Five Twin Cities men accused of plotting to go to fight alongside ISIL in Syria are asking a federal judge to drop murder conspiracy charges on grounds that they have "combatant immunity" under both common and international law.
They say combatants are immune from criminal prosecutions for acts of war, including murder, against military targets.
The five — Hamza Ahmed, brothers Adnan and Mohamed Farah, Abdirahman Daud and Guled Omar — are scheduled to appear in federal court in Minneapolis next week for a hearing on that and other motions in the case, which is set to go to trial May 9.
The men were charged last year with conspiring to leave the United States to fight with the Islamic State in Iraq and the Levant (ISIL). In October, the government filed a new indictment that added a charge of conspiracy to commit murder, which attorneys for the men say should not apply.
"ISIL has engaged in atrocious acts," attorneys for the five said in one motion. "But however one might describe it as an entity, it has an organized professional army engaged in traditional military warfare — an army with which the defendants are alleged to have intended to join in 'combat.' "

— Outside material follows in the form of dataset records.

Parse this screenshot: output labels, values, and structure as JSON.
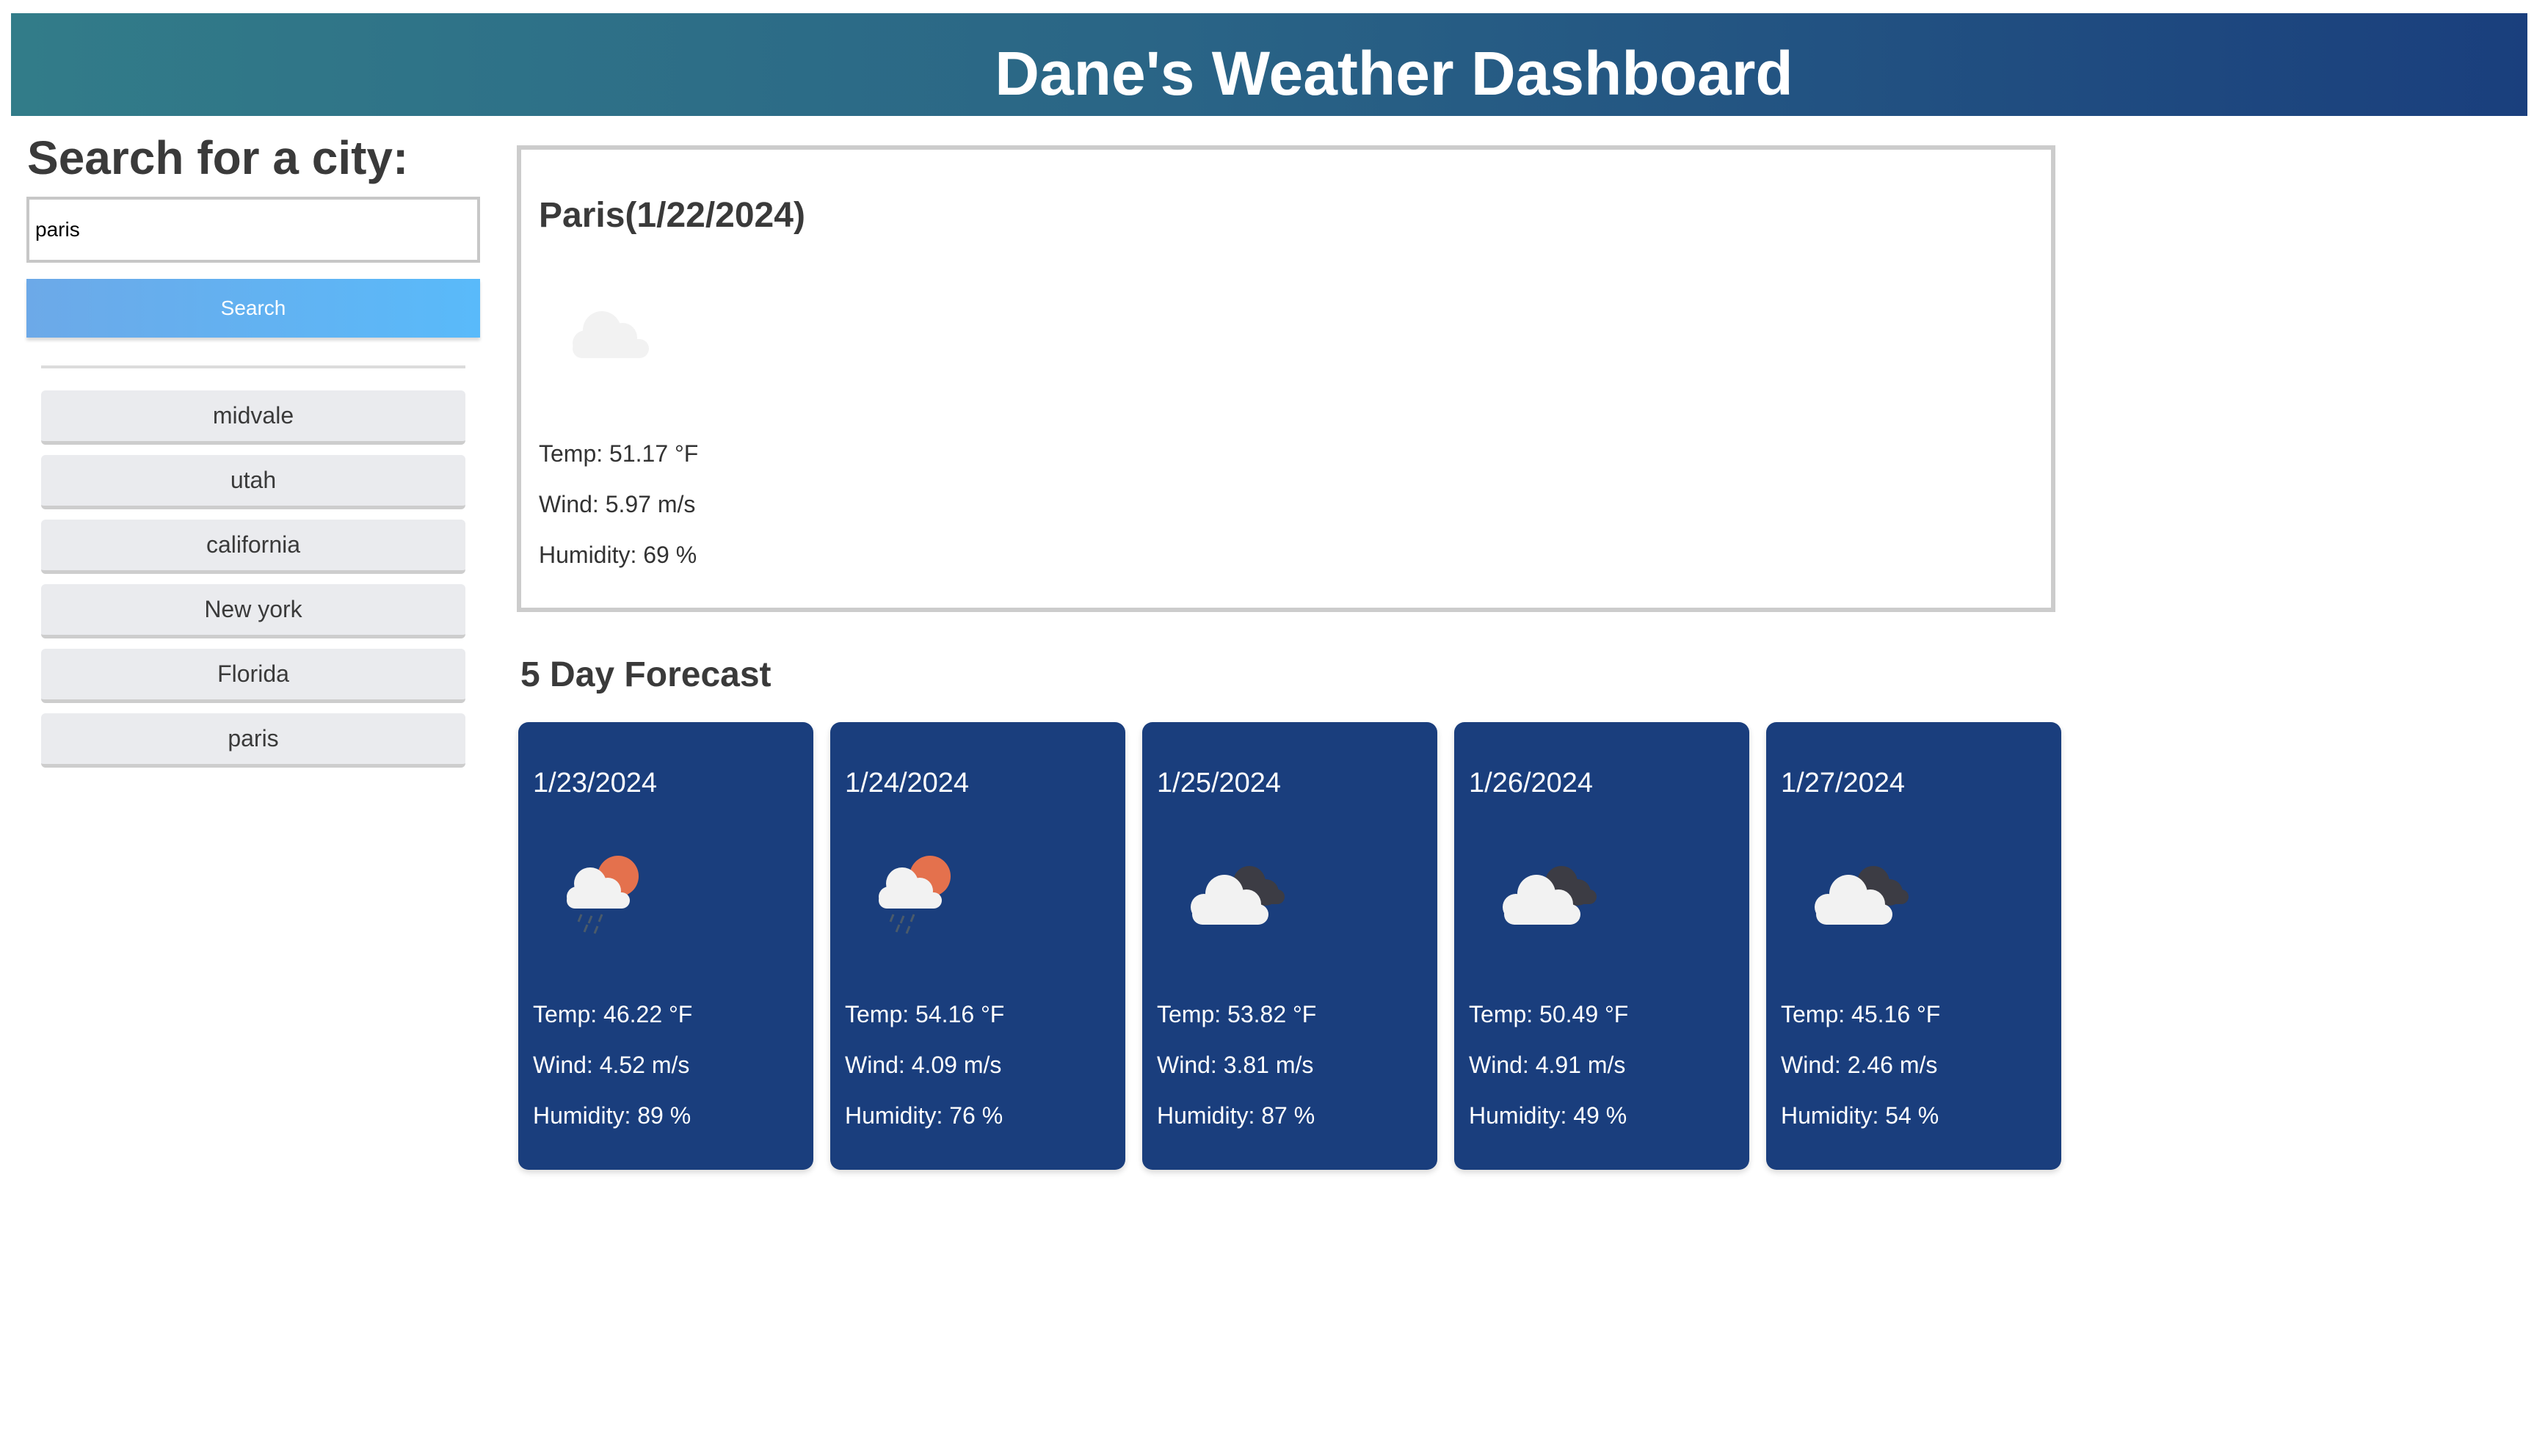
{
  "header": {
    "title": "Dane's Weather Dashboard"
  },
  "search": {
    "heading": "Search for a city:",
    "value": "paris",
    "button_label": "Search"
  },
  "history": [
    "midvale",
    "utah",
    "california",
    "New york",
    "Florida",
    "paris"
  ],
  "current": {
    "city_date": "Paris(1/22/2024)",
    "icon": "cloud-icon",
    "temp": "Temp: 51.17 °F",
    "wind": "Wind: 5.97 m/s",
    "humidity": "Humidity: 69 %"
  },
  "forecast": {
    "heading": "5 Day Forecast",
    "days": [
      {
        "date": "1/23/2024",
        "icon": "rain-sun-cloud-icon",
        "temp": "Temp: 46.22 °F",
        "wind": "Wind: 4.52 m/s",
        "humidity": "Humidity: 89 %"
      },
      {
        "date": "1/24/2024",
        "icon": "rain-sun-cloud-icon",
        "temp": "Temp: 54.16 °F",
        "wind": "Wind: 4.09 m/s",
        "humidity": "Humidity: 76 %"
      },
      {
        "date": "1/25/2024",
        "icon": "broken-clouds-icon",
        "temp": "Temp: 53.82 °F",
        "wind": "Wind: 3.81 m/s",
        "humidity": "Humidity: 87 %"
      },
      {
        "date": "1/26/2024",
        "icon": "broken-clouds-icon",
        "temp": "Temp: 50.49 °F",
        "wind": "Wind: 4.91 m/s",
        "humidity": "Humidity: 49 %"
      },
      {
        "date": "1/27/2024",
        "icon": "broken-clouds-icon",
        "temp": "Temp: 45.16 °F",
        "wind": "Wind: 2.46 m/s",
        "humidity": "Humidity: 54 %"
      }
    ]
  },
  "colors": {
    "header_start": "#327c89",
    "header_end": "#1a3f7d",
    "card_bg": "#1a3e7d",
    "button_start": "#6ca9e8",
    "button_end": "#59bafa",
    "sun": "#e4714d"
  }
}
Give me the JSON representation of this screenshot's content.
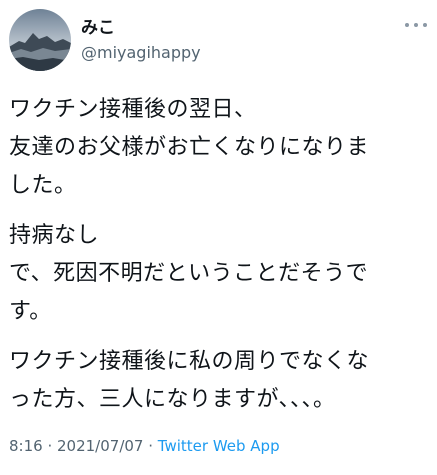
{
  "user": {
    "display_name": "みこ",
    "handle": "@miyagihappy",
    "avatar_icon": "avatar-landscape-icon"
  },
  "more_icon": "more-dots-icon",
  "tweet": {
    "paragraphs": [
      "ワクチン接種後の翌日、\n友達のお父様がお亡くなりになりま\nした。",
      "持病なし\nで、死因不明だということだそうで\nす。",
      "ワクチン接種後に私の周りでなくな\nった方、三人になりますが、、、。"
    ]
  },
  "meta": {
    "time": "8:16",
    "separator1": " · ",
    "date": "2021/07/07",
    "separator2": " · ",
    "source": "Twitter Web App"
  },
  "colors": {
    "text": "#0f1419",
    "secondary": "#536471",
    "link": "#1d9bf0"
  }
}
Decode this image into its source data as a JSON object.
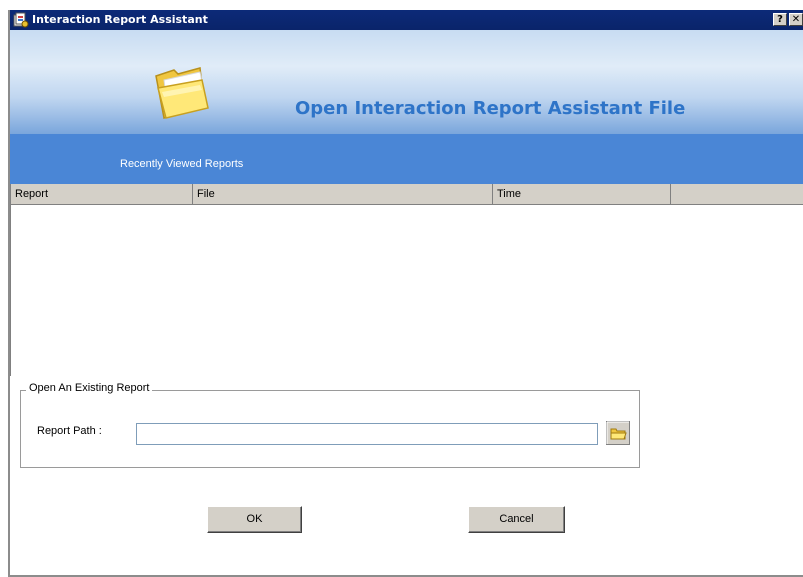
{
  "window": {
    "title": "Interaction Report Assistant",
    "help_label": "?",
    "close_label": "✕"
  },
  "header": {
    "title": "Open Interaction Report Assistant File",
    "icon": "folder-icon",
    "title_color": "#2e74c8"
  },
  "recent": {
    "section_label": "Recently Viewed Reports",
    "bar_color": "#4a86d6",
    "columns": [
      "Report",
      "File",
      "Time",
      ""
    ],
    "rows": []
  },
  "open_existing": {
    "group_label": "Open An Existing Report",
    "path_label": "Report Path :",
    "path_value": "",
    "browse_icon": "folder-icon"
  },
  "buttons": {
    "ok": "OK",
    "cancel": "Cancel"
  }
}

Federal prosecutors who brought the case argued in a court filing last month that the men were "grossly mistaken" in claiming ISIL fighters are combatants as part of a regularly constituted military force.
The government considers ISIL a terrorist organization that does not meet the criteria "set forth in the Geneva Conventions by which a regular army is known," the prosecutors said. That includes being commanded by a person responsible for his subordinates, wearing a distinctive uniform, openly carrying arms and conducting operations in accordance with the laws and customs of war.
Prosecutors also wrote that the current fighting in Syria has been determined a noninternational armed conflict — a battle between a nation-state and an insurgent group or between two rebel groups within the borders of a single country — which would invalidate any claims of combatant immunity. And even if the fighting in Syria were considered an international armed conflict, they said, the men can't be considered combatants anyway.